A share for share exchange takes place where the consideration paid by a purchasing company to the shareholders for their shares in a target company is in the form of shares. This document discusses the capital gains tax implications where shares are sold in exchange for new shares, together with the takeovers involving cash; different classes of shares; and interaction with entrepreneurs’ relief.
This guidance note considers the capital gains tax implications where shares are sold in exchange for new shares. The consideration paid by a purchasing company to the shareholder(s) for their shares in a target company could be in the form of either:
- new shares in the vendor in exchange for shares in the target company (a 'share for share exchange')
- loan notes issued by the vendor company
- a mixture of the above
This guidance note covers the tax implications of consideration in the form of shares or a mixture of shares and cash. For details on the tax implications of consideration in the form of loan notes, see the Loan notes and Qualifying Corporate Bonds (QCBs) and non QCBs guidance note.

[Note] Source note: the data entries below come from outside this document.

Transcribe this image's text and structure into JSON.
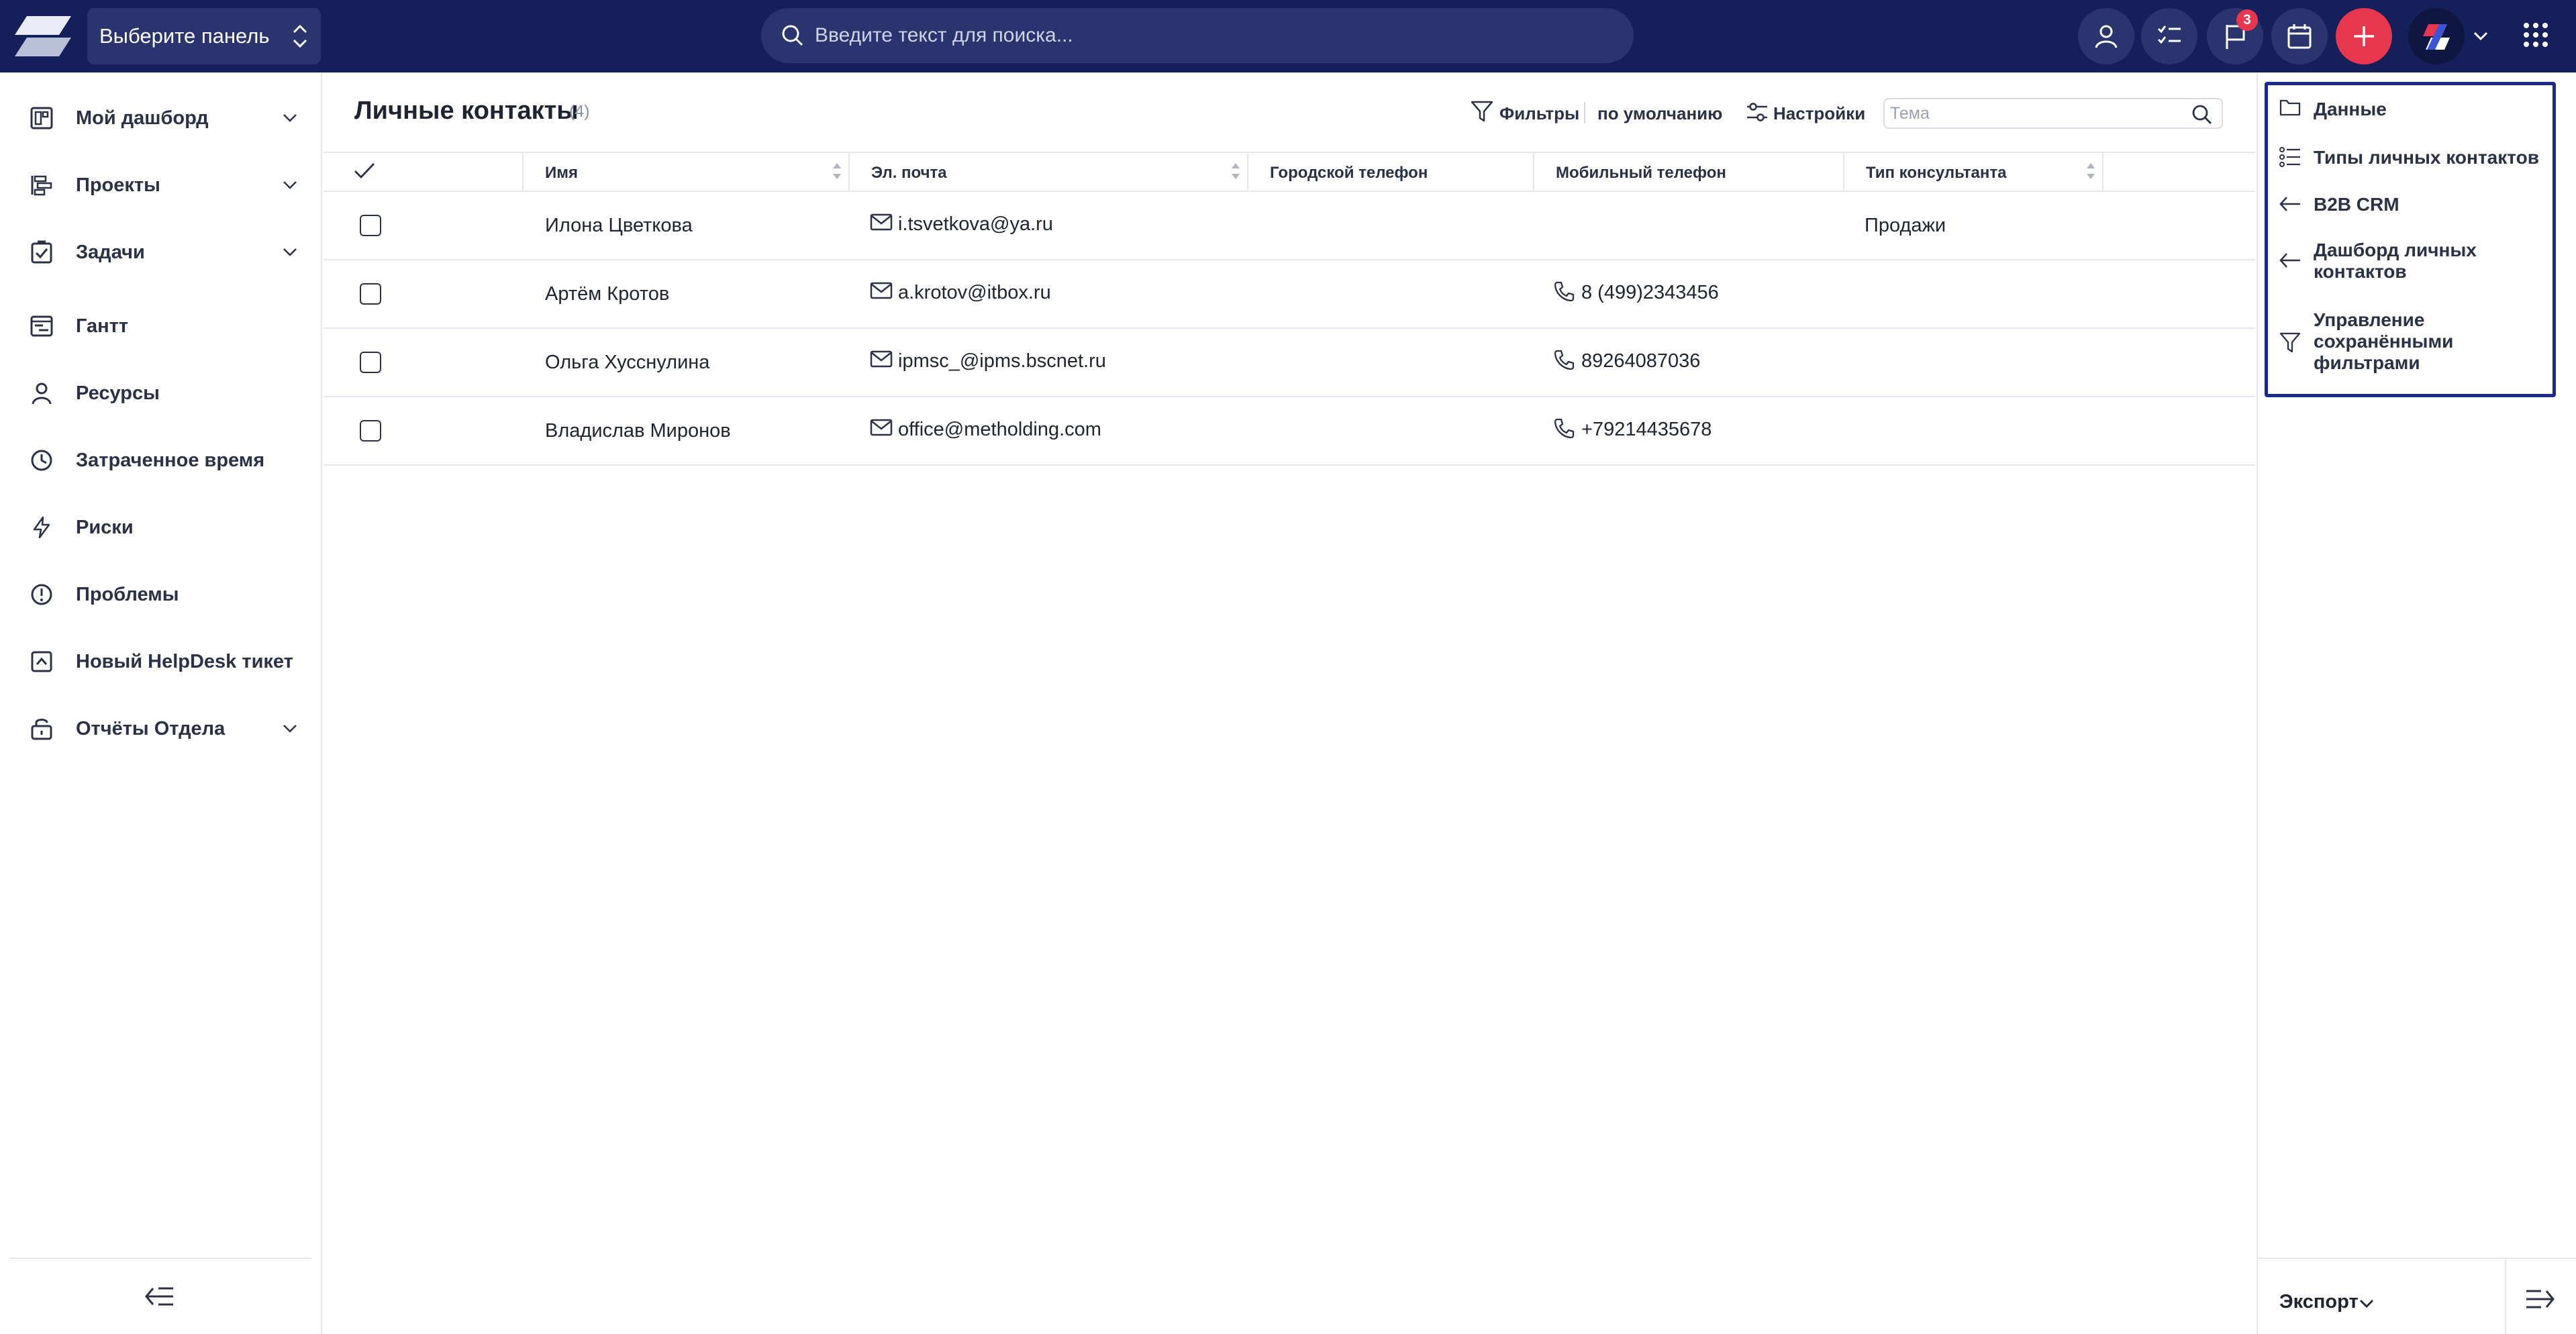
{
  "topbar": {
    "panel_select": "Выберите панель",
    "search_placeholder": "Введите текст для поиска...",
    "notifications_badge": "3",
    "accent_color": "#e8364f",
    "bar_color": "#15205a"
  },
  "sidebar": {
    "items": [
      {
        "label": "Мой дашборд",
        "icon": "dashboard-icon",
        "has_children": true
      },
      {
        "label": "Проекты",
        "icon": "projects-icon",
        "has_children": true
      },
      {
        "label": "Задачи",
        "icon": "tasks-icon",
        "has_children": true
      },
      {
        "label": "Гантт",
        "icon": "gantt-icon",
        "has_children": false
      },
      {
        "label": "Ресурсы",
        "icon": "person-icon",
        "has_children": false
      },
      {
        "label": "Затраченное время",
        "icon": "clock-icon",
        "has_children": false
      },
      {
        "label": "Риски",
        "icon": "lightning-icon",
        "has_children": false
      },
      {
        "label": "Проблемы",
        "icon": "alert-circle-icon",
        "has_children": false
      },
      {
        "label": "Новый HelpDesk тикет",
        "icon": "ticket-icon",
        "has_children": false
      },
      {
        "label": "Отчёты Отдела",
        "icon": "reports-icon",
        "has_children": true
      }
    ]
  },
  "main": {
    "title": "Личные контакты",
    "count": "(4)",
    "filters_label": "Фильтры",
    "default_label": "по умолчанию",
    "settings_label": "Настройки",
    "topic_placeholder": "Тема",
    "columns": [
      "Имя",
      "Эл. почта",
      "Городской телефон",
      "Мобильный телефон",
      "Тип консультанта"
    ],
    "rows": [
      {
        "name": "Илона Цветкова",
        "email": "i.tsvetkova@ya.ru",
        "city_phone": "",
        "mobile": "",
        "type": "Продажи"
      },
      {
        "name": "Артём Кротов",
        "email": "a.krotov@itbox.ru",
        "city_phone": "",
        "mobile": "8 (499)2343456",
        "type": ""
      },
      {
        "name": "Ольга Хусснулина",
        "email": "ipmsc_@ipms.bscnet.ru",
        "city_phone": "",
        "mobile": "89264087036",
        "type": ""
      },
      {
        "name": "Владислав Миронов",
        "email": "office@metholding.com",
        "city_phone": "",
        "mobile": "+79214435678",
        "type": ""
      }
    ]
  },
  "right_panel": {
    "items": [
      {
        "label": "Данные",
        "icon": "folder-icon"
      },
      {
        "label": "Типы личных контактов",
        "icon": "list-icon"
      },
      {
        "label": "B2B CRM",
        "icon": "arrow-left-icon"
      },
      {
        "label": "Дашборд личных контактов",
        "icon": "arrow-left-icon"
      },
      {
        "label": "Управление сохранёнными фильтрами",
        "icon": "filter-icon"
      }
    ],
    "export_label": "Экспорт"
  }
}
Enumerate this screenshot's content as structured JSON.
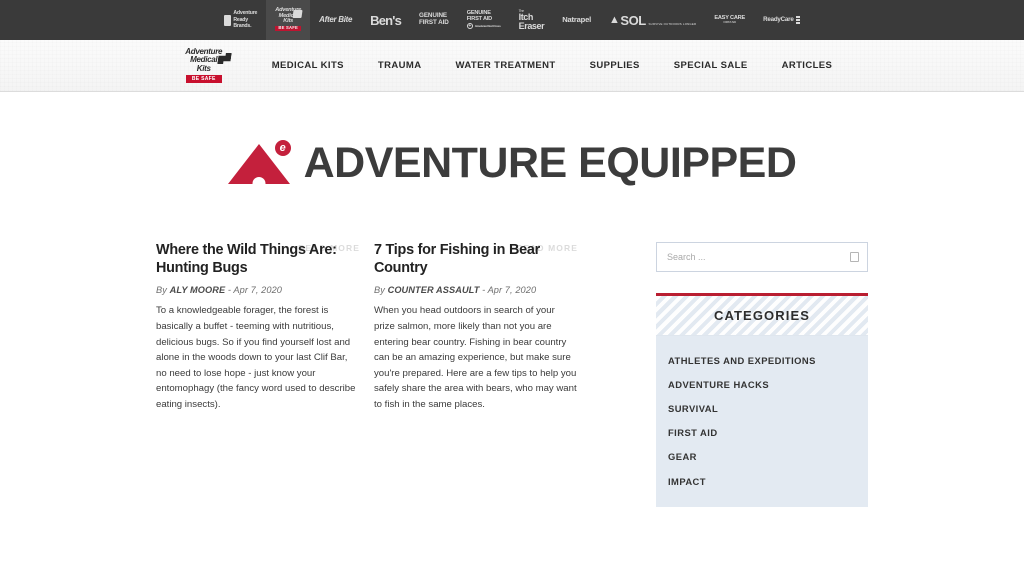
{
  "brandbar": {
    "brands": [
      {
        "id": "adventure-ready-brands",
        "line1": "Adventure",
        "line2": "Ready",
        "line3": "Brands.",
        "active": false
      },
      {
        "id": "adventure-medical-kits",
        "line1": "Adventure",
        "line2": "Medical",
        "line3": "Kits",
        "badge": "BE SAFE",
        "active": true
      },
      {
        "id": "after-bite",
        "label": "After Bite",
        "active": false
      },
      {
        "id": "bens",
        "label": "Ben's",
        "active": false
      },
      {
        "id": "genuine-first-aid",
        "line1": "GENUINE",
        "line2": "FIRST AID",
        "active": false
      },
      {
        "id": "genuine-first-aid-arc",
        "line1": "GENUINE",
        "line2": "FIRST AID",
        "line3": "American Red Cross",
        "active": false
      },
      {
        "id": "itch-eraser",
        "line1": "The",
        "line2": "Itch",
        "line3": "Eraser",
        "active": false
      },
      {
        "id": "natrapel",
        "label": "Natrapel",
        "active": false
      },
      {
        "id": "sol",
        "label": "SOL",
        "sub": "SURVIVE OUTDOORS LONGER",
        "active": false
      },
      {
        "id": "easy-care",
        "line1": "EASY CARE",
        "sub": "FIRST AID",
        "active": false
      },
      {
        "id": "ready-care",
        "label": "ReadyCare",
        "active": false
      }
    ]
  },
  "mainnav": {
    "logo": {
      "line1": "Adventure",
      "line2": "Medical",
      "line3": "Kits",
      "badge": "BE SAFE"
    },
    "items": [
      {
        "label": "MEDICAL KITS"
      },
      {
        "label": "TRAUMA"
      },
      {
        "label": "WATER TREATMENT"
      },
      {
        "label": "SUPPLIES"
      },
      {
        "label": "SPECIAL SALE"
      },
      {
        "label": "ARTICLES"
      }
    ]
  },
  "hero": {
    "mark_letter": "e",
    "title": "ADVENTURE EQUIPPED"
  },
  "articles": [
    {
      "title": "Where the Wild Things Are: Hunting Bugs",
      "read_more": "READ MORE",
      "by_prefix": "By",
      "author": "ALY MOORE",
      "separator": "-",
      "date": "Apr 7, 2020",
      "excerpt": "To a knowledgeable forager, the forest is basically a buffet - teeming with nutritious, delicious bugs. So if you find yourself lost and alone in the woods down to your last Clif Bar, no need to lose hope - just know your entomophagy (the fancy word used to describe eating insects)."
    },
    {
      "title": "7 Tips for Fishing in Bear Country",
      "read_more": "READ MORE",
      "by_prefix": "By",
      "author": "COUNTER ASSAULT",
      "separator": "-",
      "date": "Apr 7, 2020",
      "excerpt": "When you head outdoors in search of your prize salmon, more likely than not you are entering bear country. Fishing in bear country can be an amazing experience, but make sure you're prepared. Here are a few tips to help you safely share the area with bears, who may want to fish in the same places."
    }
  ],
  "sidebar": {
    "search": {
      "placeholder": "Search ...",
      "value": ""
    },
    "categories": {
      "title": "CATEGORIES",
      "items": [
        {
          "label": "ATHLETES AND EXPEDITIONS"
        },
        {
          "label": "ADVENTURE HACKS"
        },
        {
          "label": "SURVIVAL"
        },
        {
          "label": "FIRST AID"
        },
        {
          "label": "GEAR"
        },
        {
          "label": "IMPACT"
        }
      ]
    }
  },
  "colors": {
    "brand_red": "#c4203c",
    "accent_red": "#b91e31",
    "topbar_dark": "#3a3a3a",
    "sidebar_bg": "#e3eaf2",
    "heading_dark": "#3c3c3c"
  }
}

The timing of the consideration also needs to be considered. Consideration may be paid straight away or it may be deferred. Deferred consideration may be fixed or the amount may be variable. For more information on these, see the Tax treatment of earn-outs and deferred consideration guidance note.
Share for share exchange
Where shareholders disposing of their shares receive shares in the acquiring company, CGT is deferred if the acquiring company gets more than 25% of target company's share capital (or the greater part of the voting power in the target), and the transaction is considered by HMRC to be for commercial reasons and not for tax avoidance.